Não obstante, Fernando Alexandre anunciou que o Governo irá aumentar o valor das receitas de impostos dedicados à ação social para o ensino superior dos atuais 70 milhões para 100 milhões, “um aumento de 43%”. No entanto, as conclusões do relatório final do estudo e avaliação do sistema de ação social no ensino superior, realizado pela Universidade Nova de Lisboa, revelaram que o valor real das bolsas atribuídas aos estudantes carenciados caiu na última década, e, em média, apenas chega para cobrir até 20% das despesas. No ano letivo 2013/14, o valor real total atribuído ultrapassava os 2 mil euros, mas, no ano passado, não chegava a 1500 euros, “sendo esta diminuição um reflexo do impacto da inflação, que não foi acompanhada por uma atualização dos montantes atribuídos, resultando numa perda significativa do poder de compra dos beneficiários”, consta da investigação. Quando inquiridos, a maioria dos jovens sublinhou a insuficiência do valor deste apoio, afirmando que, excluída a propina, a bolsa não chega a cobrir 20% dos restantes custos.

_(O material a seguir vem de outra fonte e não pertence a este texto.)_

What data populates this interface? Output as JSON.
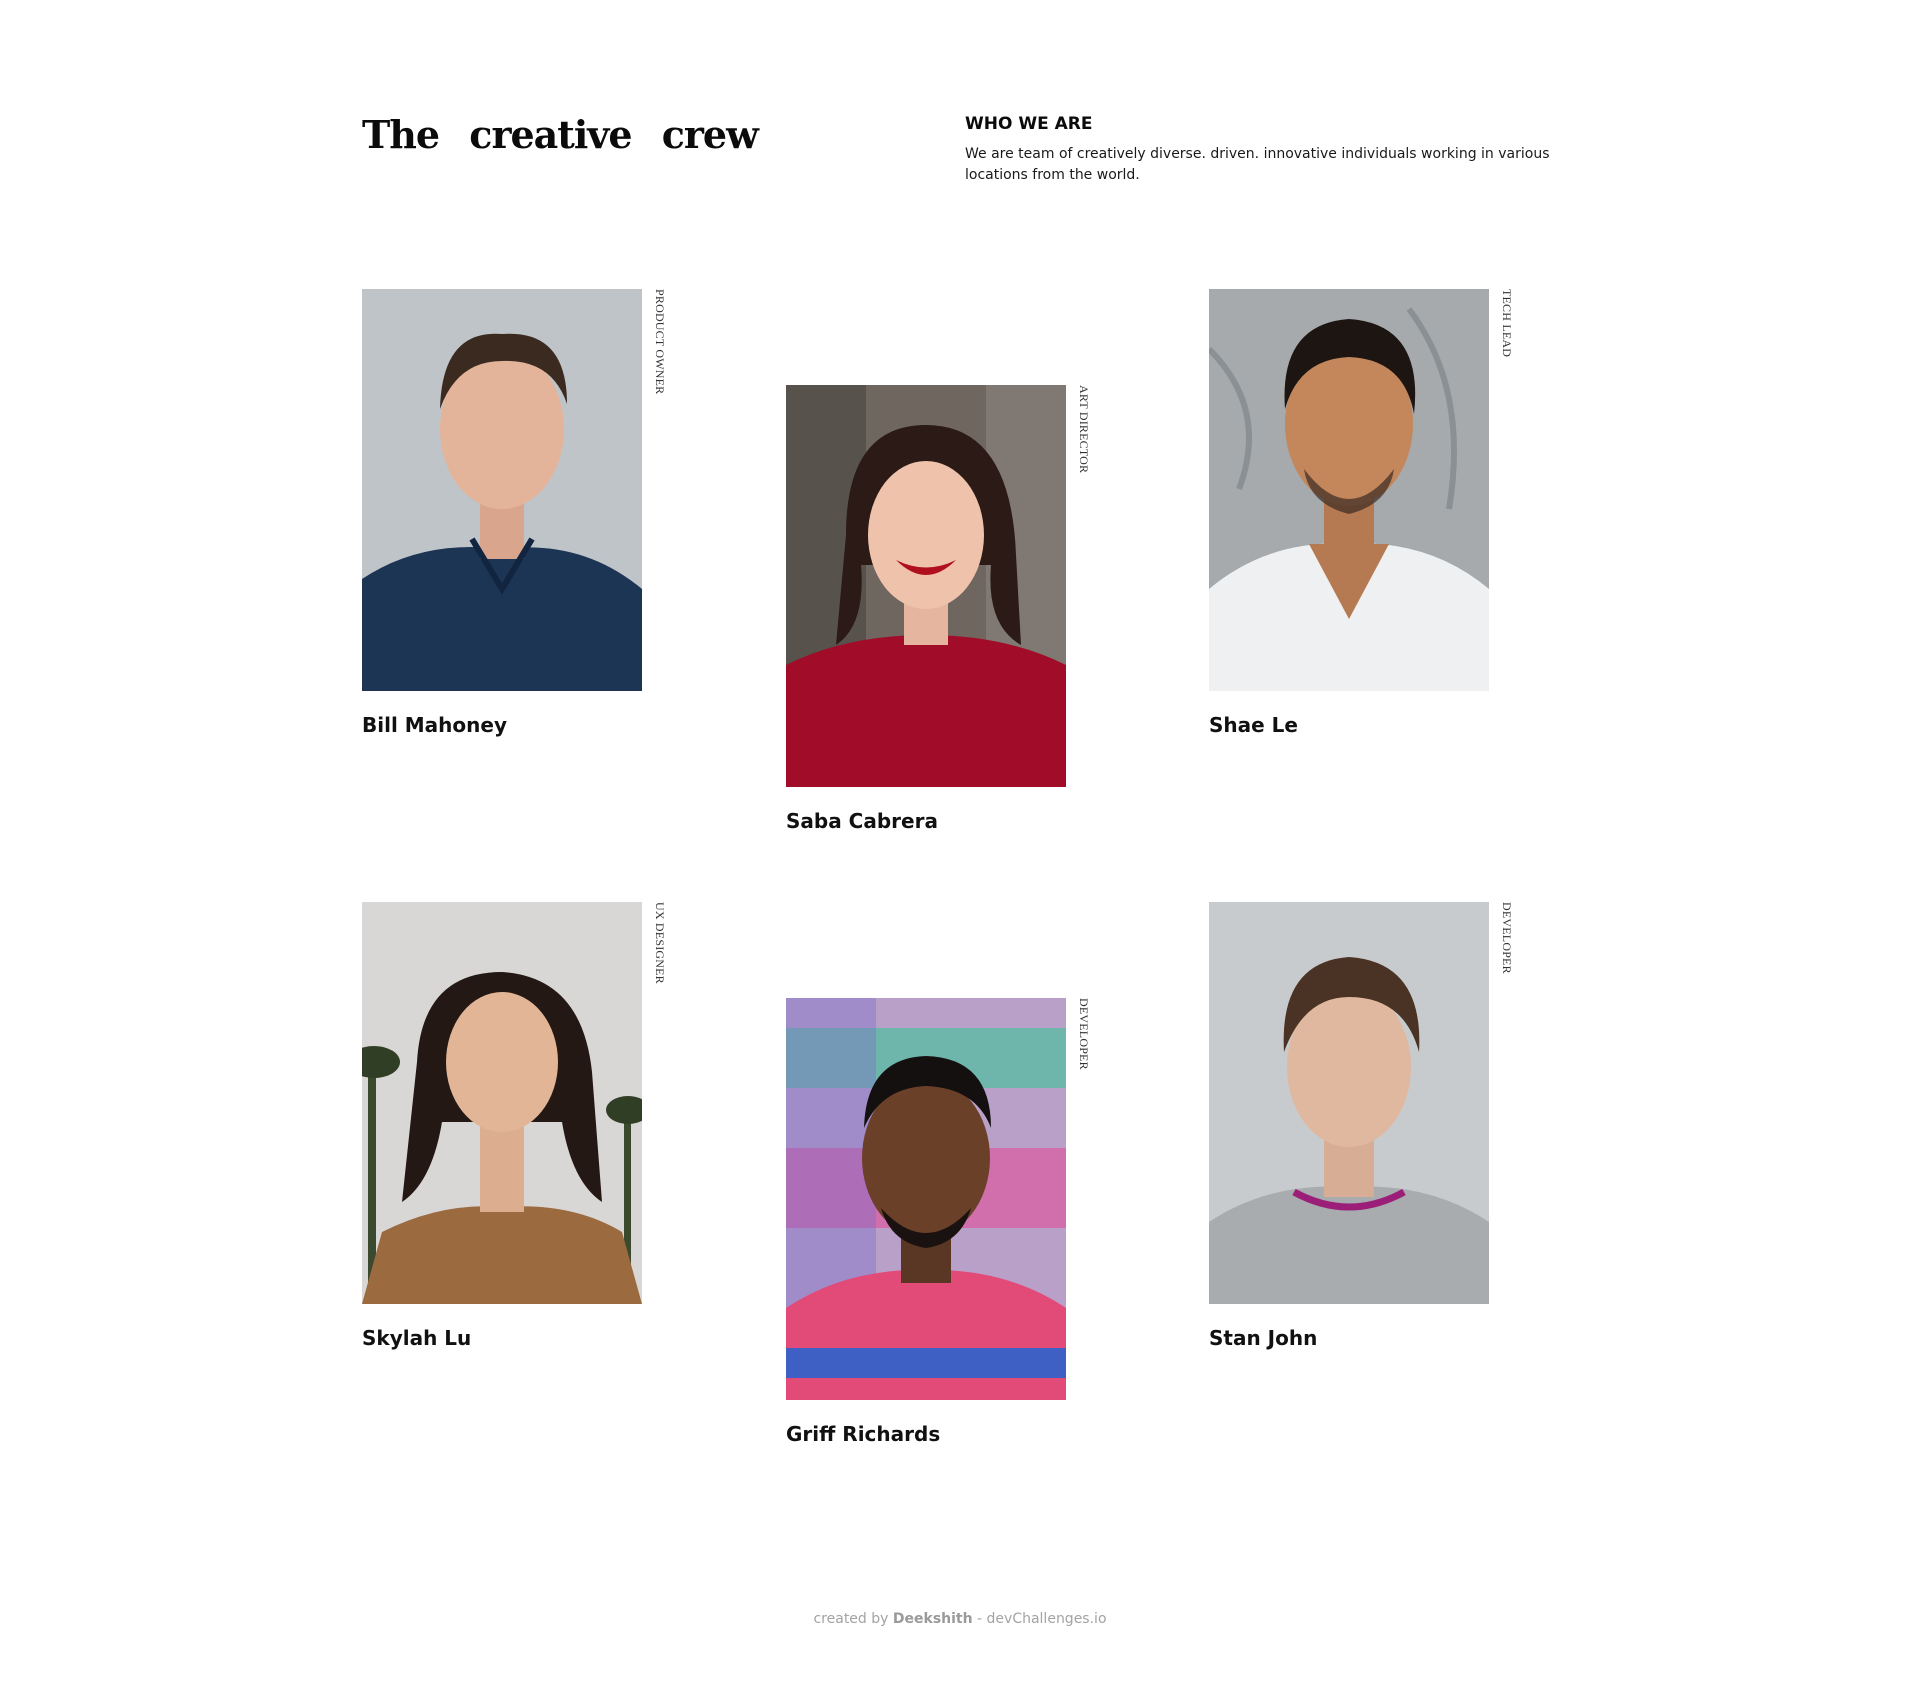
{
  "header": {
    "title": "The creative crew",
    "section_heading": "WHO WE ARE",
    "section_text": "We are team of creatively diverse. driven. innovative individuals working in various locations from the world."
  },
  "members": [
    {
      "name": "Bill Mahoney",
      "role": "PRODUCT OWNER",
      "photo": "portrait-man-navy-polo"
    },
    {
      "name": "Saba Cabrera",
      "role": "ART DIRECTOR",
      "photo": "portrait-woman-red-sweater"
    },
    {
      "name": "Shae Le",
      "role": "TECH LEAD",
      "photo": "portrait-man-white-vneck"
    },
    {
      "name": "Skylah Lu",
      "role": "UX DESIGNER",
      "photo": "portrait-woman-palms"
    },
    {
      "name": "Griff Richards",
      "role": "DEVELOPER",
      "photo": "portrait-man-graffiti"
    },
    {
      "name": "Stan John",
      "role": "DEVELOPER",
      "photo": "portrait-man-grey-sweater"
    }
  ],
  "footer": {
    "prefix": "created by",
    "author": "Deekshith",
    "suffix": "- devChallenges.io"
  },
  "colors": {
    "background": "#ffffff",
    "text": "#111111",
    "footer_text": "#a3a3a3"
  }
}
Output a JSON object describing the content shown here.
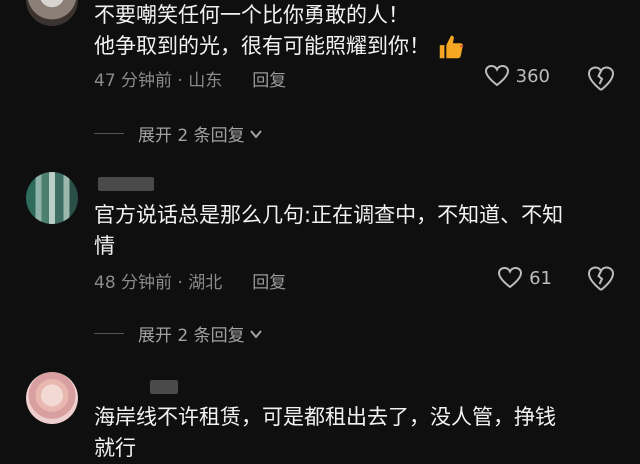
{
  "comments": [
    {
      "text_line1": "不要嘲笑任何一个比你勇敢的人！",
      "text_line2": "他争取到的光，很有可能照耀到你！",
      "meta": "47 分钟前 · 山东",
      "reply": "回复",
      "likes": "360",
      "expand": "展开 2 条回复"
    },
    {
      "text_line1": "官方说话总是那么几句:正在调查中，不知道、不知",
      "text_line2": "情",
      "meta": "48 分钟前 · 湖北",
      "reply": "回复",
      "likes": "61",
      "expand": "展开 2 条回复"
    },
    {
      "text_line1": "海岸线不许租赁，可是都租出去了，没人管，挣钱",
      "text_line2": "就行"
    }
  ],
  "icons": {
    "like": "heart-icon",
    "dislike": "broken-heart-icon",
    "thumbs_up": "thumbs-up-emoji",
    "expand": "chevron-down-icon"
  },
  "colors": {
    "background": "#0f0f0f",
    "text": "#f2f2f2",
    "meta": "#8a8a8a",
    "emoji": "#f5a623"
  }
}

O relatório apresenta, ainda, outras fragilidades no atual sistema de ação social, como a complexidade do processo de atribuição de bolsas.


Também a atratividade do mercado de trabalho pode ter impacto na diminuição do número de candidatos ao ensino superior: em períodos de expansão do emprego, os jovens são atraídos para o trabalho logo à saída do secundário, podendo este fenómeno verificar-se com mais prevalência nos estudantes de meios mais desfavorecidos. À semelhança deste fator, a incapacidade do país reter talento é também já percetível pelos alunos do ensino secundário, começando alguns destes jovens a olhar para o ensino superior como incapaz de lhes proporcionar aquilo que pretendem.


Surge, ainda, outra perspetiva: Pedro Santa Clara, Professor Catedrático de Finanças na Nova School of Business and Economics, considera que “há um excesso de oferta e muita oferta de baixa qualidade”, e que há uma “desadequação entre a oferta e a procura”: dos 1.132 cursos superiores existentes em Portugal, 153 têm 20 ou menos vagas, e o número médio de vagas por curso é de 49; na primeira fase, ficaram desertos 41 cursos, o que significa que nenhum aluno terá concorrido a nenhuma das quase mil vagas abertas. Deste modo, constata-se que, em certos casos, esta oferta se revela pouco eficiente.


O concurso destes fatores – as elevadas rendas, o descongelamento e aumento da propina, a insuficiência da resposta da ação social, o custo de vida, o desequilíbrio entre a oferta e a procura de cursos, e as melhores perspetivas de futuro longe dos estudos – contribui para esta inclinação dos jovens e tendência de desertificação do ensino superior, que deverá ser combatida se pretendemos manter-nos a par e passo com os restantes países-modelo quanto ao nível de instrução.